Blog Post

Don’t Wait until Time Is Up

Future Wealth Navigator

Lately, friends, family, and clients seem to be asking the same questions: “When should I think about estate planning? Is it actually necessary for me to have an estate plan?” As life is unpredictable, it is better to start planning sooner rather than later. In fact, upon attaining the legal age of majority in your state of residence (typically at age 18), you should begin considering some form of an estate plan. An individual’s estate planning needs, however, vary based on numerous factors, assessed generally in the timeline below.

Your 20s

Individuals in their 20s are typically focused on starting their careers, acquiring assets, and just living life—death is consequently one of the last things on their minds. In fact, many individuals in their 20s do not consider any form of an estate plan and likely do not believe they need one. While a Will or trust may not be necessary for most individuals in their 20s, “ancillary” estate planning documents, such as a power of attorney, healthcare proxy, and living will, should all be considered. These ancillary documents are also known as “living” estate planning documents because they go into effect while you are alive as soon as they are executed. These ancillary documents appoint an agent or agents to carry out your financial or health wishes, as applicable, in the event you become incapacitated, either temporarily or permanently. These documents may also assist in avoiding the need for the appointment of a guardian or conservator if you were to become incapacitated or unable to care for your own financial and/or medical affairs.

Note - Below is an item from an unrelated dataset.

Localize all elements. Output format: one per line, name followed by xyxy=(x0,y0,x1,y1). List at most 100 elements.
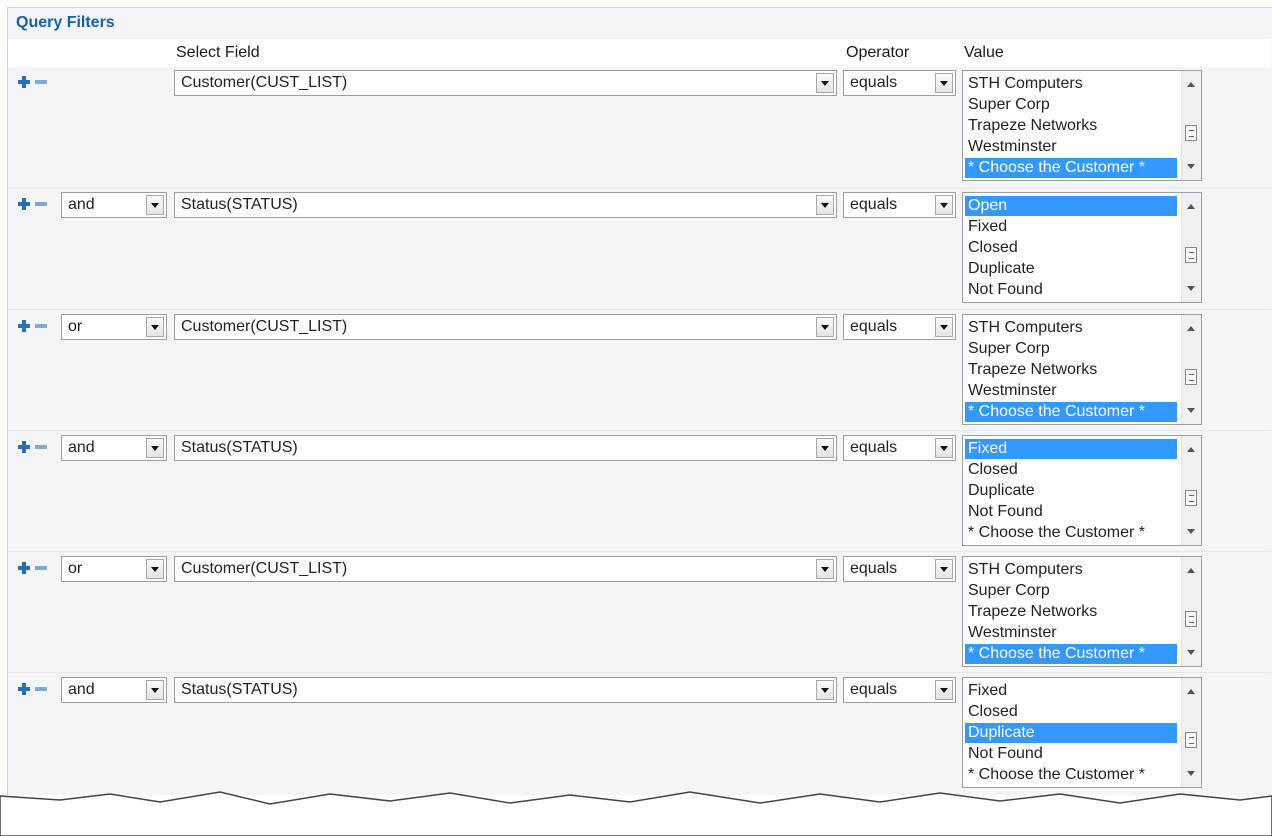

In addition to these ancillary documents, individuals in their 20s should also ensure that all of their bank accounts, brokerage accounts, retirements accounts, and life insurance policies have valid beneficiary designations. By designating a beneficiary on these accounts and policies, you not only control the disposition of your assets, but also may effectively avoid probate at death.

Of course, if you get married, divorced, remarried, have children, buy a home, and/or inherit a large sum of money in your 20s (or at any time), then estate planning becomes more crucial (as discussed in more detail below).